Hashcat is billed as the world’s fastest password cracker. It uses the power of graphical processing units (GPUs) to compare guessed plaintext passwords with known password hashes at high speed — often at hundreds of billions of guesses per second — until a match is found. It has become an important tool for red teamers and pentesters analyzing the strength of customers’ passwords.
Never quite content with the cracking rigs he has used, Turner started to develop his own — initially just wanting something written in Python so that he could add additional features as required. But the project grew into CrackQ, a Hashcat password cracking manager. The ability to add additional features remains. Turner has “a multitude of useful features planned for future releases”, and also hopes the GitHub community will assist with future development.

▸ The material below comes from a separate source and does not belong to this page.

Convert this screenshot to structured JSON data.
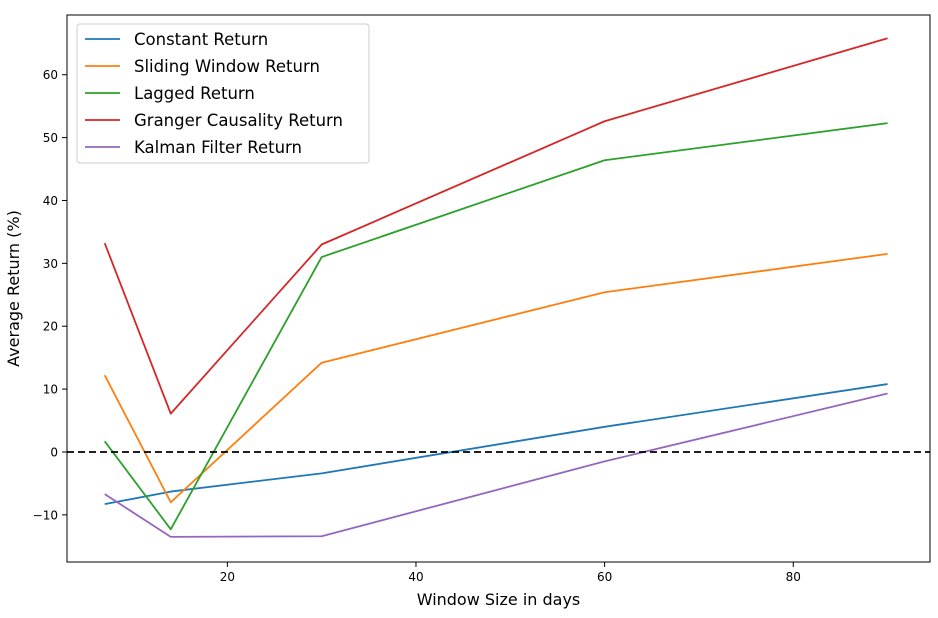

It doesn’t use shell commands to interface with Hashcat but does so directly through the libhashcat library using PyHashcat C bindings. It uses SAML2 authentication allowing the use of MFA, and can alternatively use LDAP. But while the current version includes features not found elsewhere, other systems have options not yet available in CrackQ.
“For example,” says Turner, “it currently is not able to work as a distributed system, rather it’s a client-server setup. This is mainly because distributed cracking is not what we needed at this time, but it’s an API so this could be added quite easily in the future if I decide to go down that road.”
Turner has also created a password analysis library, called Pypal — so named as a hat-tip to the command line analysis tool Pipal developed by independent security consultant and researcher Robin Wood. It provides largely similar analyses but delivers graphical results, and will on demand generate a report from the results of a cracking job. The report will highlight insecure password choices, allowing security teams to eradicate weak passwords from among company staff.
Another useful feature is integration with Hashcat Brain which is automatically engaged when it is efficient to do so. Brain checks to see if a given password has already been checked, preventing repeated retries during different cracking runs, and improving efficiency for slower algorithms. “However,” explains Turner, “the brain becomes the bottleneck when cracking at higher speeds. It has a bottleneck of around 500kH/s so CrackQ will check the speed for the selected algorithm and engage the brain when it’s effective to do so.”
CrackQ can be considered a work in progress that is already usable. “For us,” says Turner, “every penetration test with a significant password store compromise will include a detailed report analyzing weak areas in a password policy. CrackQ will help to visualize that and perhaps help drive home the message about poor password choices.”